Ci sono cose inutili che danno gioia. Gesti, situazioni o anche oggetti per noi speciali che non producono proprio niente ma che ci allargano il cuore. Inutilmente, senza guadagnarci nulla. Pensiamo a una bella chiacchierata con una persona amica: tempo speso a non fare niente, se non ad alleggerirci lo spirito a vicenda condividendo desideri e preoccupazioni. Oppure un bel vaso di fiori al centro della tavola, messo lì per dare luce a un pranzo di famiglia: un «ingombro» che non ci servirà per riempire lo stomaco, ma che farà del suo meglio per riempirci l’animo: di colore e fantasia. Anche il profumo non serve a niente: se non ce l’abbiamo addosso, non cambia nulla. Eppure Gesù loda quella donna che, sprecando una quantità immensa di profumo per dirgli che gli voleva bene, ci fa capire che il Vangelo ha a che fare con gesti così: folli e gratuiti.

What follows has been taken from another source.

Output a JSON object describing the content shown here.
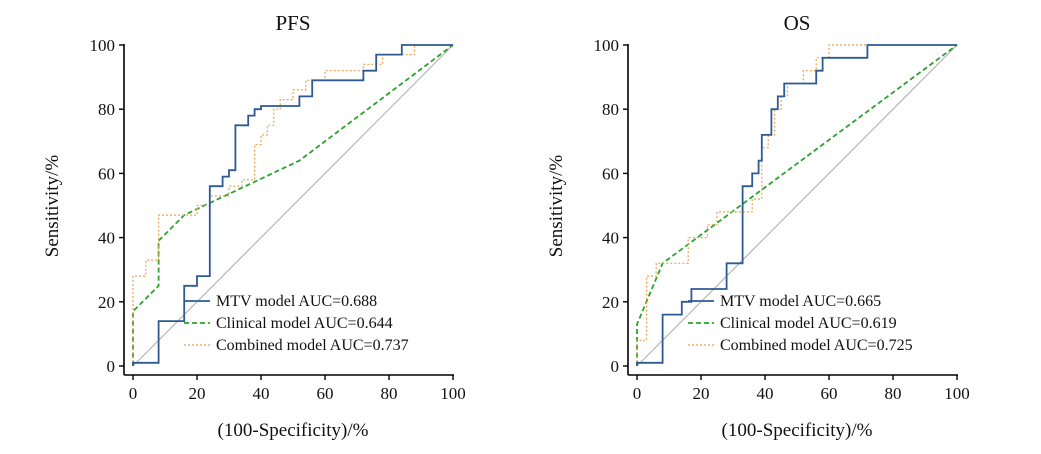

Si potrebbe allungare la lista di queste cose inutili ma preziose. Una ce la ricorda sant’Antonio: il giardino. Sì, un giardino non dà frutti da deporre come cibo sulle nostre mense. Anzi, spesso ci prosciuga energie perché, per avere un giardino come si deve, occorre metterci cura, attenzione, uno sguardo che sappia capire se una pianta sta bene o male e intuire posizioni giuste. Oggi come oggi, poi, occorre anche essere disposti a rimetterci un po’ di denaro, per concimi e… antiparassitari. Tutto per non avere niente! Se non un po’ di fiori, un po’ di ombra, un po’ di verde. Ma anche tanta gioiosa soddisfazione! C’è chi parla per ore dei suoi fiori, del suo giardino! Un incanto starlo a sentire. Educa il cuore, insegna la delicatezza, la pazienza dell’attesa, l’arte di ricominciare se qualcosa va storto.

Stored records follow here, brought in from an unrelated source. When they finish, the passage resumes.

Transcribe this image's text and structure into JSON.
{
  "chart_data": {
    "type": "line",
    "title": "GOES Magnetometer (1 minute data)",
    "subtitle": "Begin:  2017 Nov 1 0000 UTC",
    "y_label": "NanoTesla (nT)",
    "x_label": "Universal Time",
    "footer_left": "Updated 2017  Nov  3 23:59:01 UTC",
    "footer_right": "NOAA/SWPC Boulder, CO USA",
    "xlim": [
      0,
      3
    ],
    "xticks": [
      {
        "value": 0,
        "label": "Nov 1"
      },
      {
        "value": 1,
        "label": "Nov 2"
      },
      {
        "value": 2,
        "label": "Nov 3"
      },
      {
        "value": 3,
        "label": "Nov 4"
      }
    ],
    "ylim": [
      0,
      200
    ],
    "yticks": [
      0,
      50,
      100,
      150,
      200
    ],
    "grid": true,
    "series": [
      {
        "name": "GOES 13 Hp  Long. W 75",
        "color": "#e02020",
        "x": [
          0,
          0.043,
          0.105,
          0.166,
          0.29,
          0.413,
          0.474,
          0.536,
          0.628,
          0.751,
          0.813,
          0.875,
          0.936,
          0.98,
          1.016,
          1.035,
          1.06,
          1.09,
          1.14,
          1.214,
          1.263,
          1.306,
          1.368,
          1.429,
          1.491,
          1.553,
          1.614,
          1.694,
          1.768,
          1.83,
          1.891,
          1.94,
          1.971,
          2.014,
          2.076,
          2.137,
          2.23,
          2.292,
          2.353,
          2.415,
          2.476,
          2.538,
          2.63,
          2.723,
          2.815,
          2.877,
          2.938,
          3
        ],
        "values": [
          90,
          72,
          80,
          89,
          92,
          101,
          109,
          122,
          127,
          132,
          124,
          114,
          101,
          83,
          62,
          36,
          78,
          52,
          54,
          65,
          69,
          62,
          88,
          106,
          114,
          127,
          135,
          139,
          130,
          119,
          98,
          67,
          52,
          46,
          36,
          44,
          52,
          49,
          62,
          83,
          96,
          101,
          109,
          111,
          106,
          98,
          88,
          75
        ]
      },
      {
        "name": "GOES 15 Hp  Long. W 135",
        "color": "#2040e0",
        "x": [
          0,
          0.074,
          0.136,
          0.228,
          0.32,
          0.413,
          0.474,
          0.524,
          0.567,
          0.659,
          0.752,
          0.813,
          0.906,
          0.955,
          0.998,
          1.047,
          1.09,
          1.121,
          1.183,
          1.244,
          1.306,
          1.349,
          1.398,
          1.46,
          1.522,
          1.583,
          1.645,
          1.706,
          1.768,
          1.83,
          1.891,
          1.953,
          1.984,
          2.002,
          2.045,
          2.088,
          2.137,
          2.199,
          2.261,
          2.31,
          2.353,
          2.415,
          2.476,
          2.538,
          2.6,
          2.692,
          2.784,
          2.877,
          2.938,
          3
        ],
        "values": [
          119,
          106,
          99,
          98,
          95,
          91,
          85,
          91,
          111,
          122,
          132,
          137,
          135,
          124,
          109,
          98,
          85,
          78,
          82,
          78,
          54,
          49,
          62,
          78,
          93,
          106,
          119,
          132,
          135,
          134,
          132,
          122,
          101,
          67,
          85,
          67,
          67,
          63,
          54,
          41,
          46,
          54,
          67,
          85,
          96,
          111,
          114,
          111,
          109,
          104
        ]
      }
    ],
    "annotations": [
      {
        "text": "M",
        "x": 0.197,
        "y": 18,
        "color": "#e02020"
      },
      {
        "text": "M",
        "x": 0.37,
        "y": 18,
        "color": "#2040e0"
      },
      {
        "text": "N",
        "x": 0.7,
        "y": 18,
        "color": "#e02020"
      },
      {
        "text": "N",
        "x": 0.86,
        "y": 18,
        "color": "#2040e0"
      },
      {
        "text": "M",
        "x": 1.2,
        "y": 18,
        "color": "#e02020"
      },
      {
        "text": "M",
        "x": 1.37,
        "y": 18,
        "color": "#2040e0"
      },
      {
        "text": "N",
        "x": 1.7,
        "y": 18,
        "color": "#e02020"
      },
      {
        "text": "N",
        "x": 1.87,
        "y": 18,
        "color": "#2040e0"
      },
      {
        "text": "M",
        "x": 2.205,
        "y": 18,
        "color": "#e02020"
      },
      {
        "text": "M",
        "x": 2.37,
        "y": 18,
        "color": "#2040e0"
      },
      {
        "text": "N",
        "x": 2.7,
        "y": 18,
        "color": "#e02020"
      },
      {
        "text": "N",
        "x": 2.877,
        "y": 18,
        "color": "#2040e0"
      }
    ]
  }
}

Gesù è un giardino, dice sant’Antonio. Avrebbe potuto usare un’espressione diversa e invece no, dice proprio giardino. Per di più un bel giardino assolato, terra fertile in piena luce. Dunque inutile anche lui? Anche Gesù? Per certi versi lo è. Il che starebbe a dire che Gesù ama avere con noi un rapporto non opportunistico, di dare-avere, ma festoso come una chiacchierata tra amici, inebriante come un profumo. Che poi in realtà il Signore Gesù ci serva, lo sappiamo tutti. Non tanto perché noi possiamo usare lui, servircene come di un distributore automatico di servizi, come di uno scudo spaziale contro ogni minaccia. Gesù ci serve perché si fa nostro servo. Serve noi, si mette al nostro servizio. Regalandoci – è sempre il nostro Santo a dircelo – la benedizione del Padre. In Gesù il Padre ha seminato per noi ogni ben di Dio; letteralmente, proprio ogni «ben di Dio», ogni bene che gli è proprio, che corrisponde, cioè, al suo volto proteso a nostro favore, per farci gustare la vita come il dono più grande.

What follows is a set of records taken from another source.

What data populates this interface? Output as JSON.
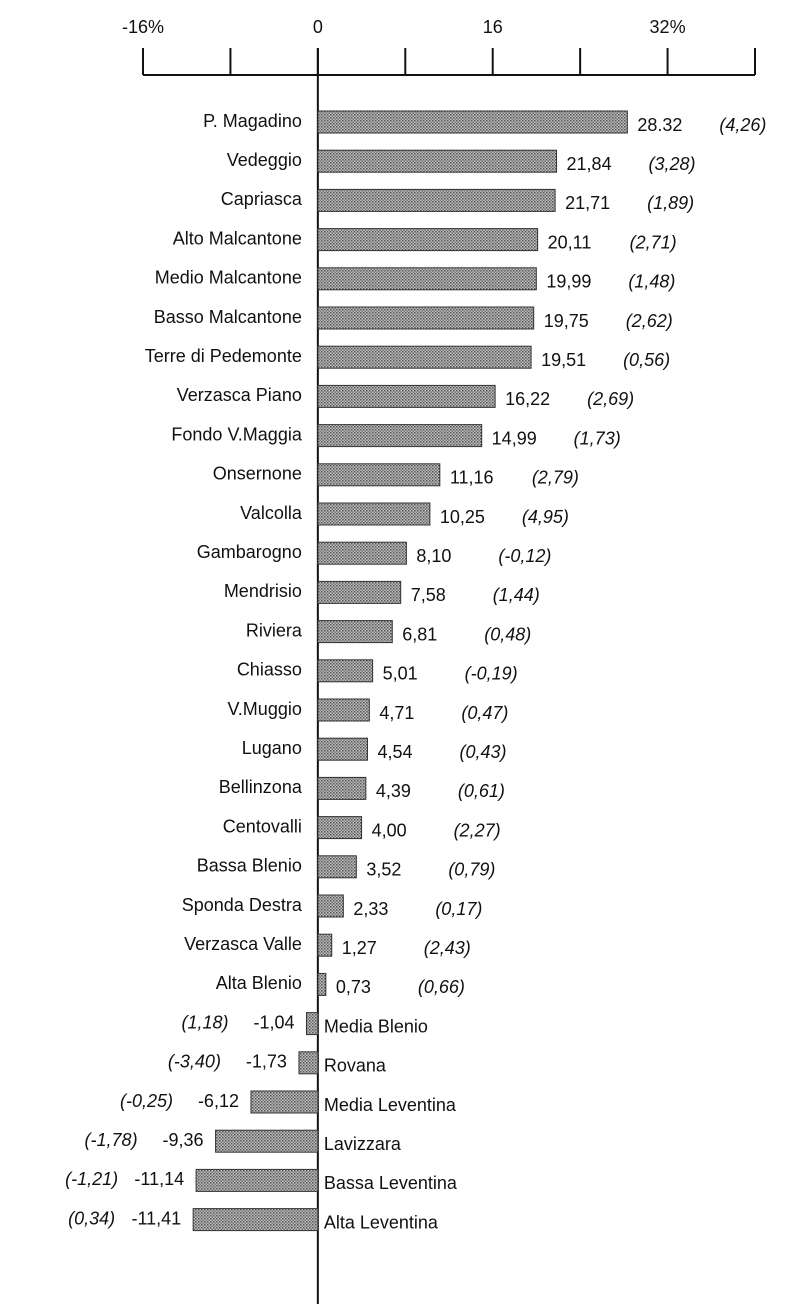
{
  "chart_data": {
    "type": "bar",
    "orientation": "horizontal",
    "categories": [
      "P. Magadino",
      "Vedeggio",
      "Capriasca",
      "Alto Malcantone",
      "Medio Malcantone",
      "Basso Malcantone",
      "Terre di Pedemonte",
      "Verzasca Piano",
      "Fondo V.Maggia",
      "Onsernone",
      "Valcolla",
      "Gambarogno",
      "Mendrisio",
      "Riviera",
      "Chiasso",
      "V.Muggio",
      "Lugano",
      "Bellinzona",
      "Centovalli",
      "Bassa Blenio",
      "Sponda Destra",
      "Verzasca Valle",
      "Alta Blenio",
      "Media Blenio",
      "Rovana",
      "Media Leventina",
      "Lavizzara",
      "Bassa Leventina",
      "Alta Leventina"
    ],
    "values": [
      28.32,
      21.84,
      21.71,
      20.11,
      19.99,
      19.75,
      19.51,
      16.22,
      14.99,
      11.16,
      10.25,
      8.1,
      7.58,
      6.81,
      5.01,
      4.71,
      4.54,
      4.39,
      4.0,
      3.52,
      2.33,
      1.27,
      0.73,
      -1.04,
      -1.73,
      -6.12,
      -9.36,
      -11.14,
      -11.41
    ],
    "value_labels": [
      "28.32",
      "21,84",
      "21,71",
      "20,11",
      "19,99",
      "19,75",
      "19,51",
      "16,22",
      "14,99",
      "11,16",
      "10,25",
      "8,10",
      "7,58",
      "6,81",
      "5,01",
      "4,71",
      "4,54",
      "4,39",
      "4,00",
      "3,52",
      "2,33",
      "1,27",
      "0,73",
      "-1,04",
      "-1,73",
      "-6,12",
      "-9,36",
      "-11,14",
      "-11,41"
    ],
    "secondary_labels": [
      "(4,26)",
      "(3,28)",
      "(1,89)",
      "(2,71)",
      "(1,48)",
      "(2,62)",
      "(0,56)",
      "(2,69)",
      "(1,73)",
      "(2,79)",
      "(4,95)",
      "(-0,12)",
      "(1,44)",
      "(0,48)",
      "(-0,19)",
      "(0,47)",
      "(0,43)",
      "(0,61)",
      "(2,27)",
      "(0,79)",
      "(0,17)",
      "(2,43)",
      "(0,66)",
      "(1,18)",
      "(-3,40)",
      "(-0,25)",
      "(-1,78)",
      "(-1,21)",
      "(0,34)"
    ],
    "xlim": [
      -16,
      40
    ],
    "xticks": [
      {
        "value": -16,
        "label": "-16%"
      },
      0,
      16,
      {
        "value": 32,
        "label": "32%"
      }
    ],
    "minor_xticks": [
      -8,
      8,
      24,
      40
    ],
    "color": "#8c8c8c"
  }
}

Forse è questa la centuplicata sovrabbondanza che nasce dal giardino che è Gesù: saperci voluti e ricercati da un Padre che ama la nostra vita non per chiuderla dentro piccoli soffocanti spazi, ma per aprire in noi orizzonti più liberi e ampi, in cui possiamo farci stare – come fiori da custodire – ogni fratello e sorella che attende da noi la dedizione di giardinieri esperti.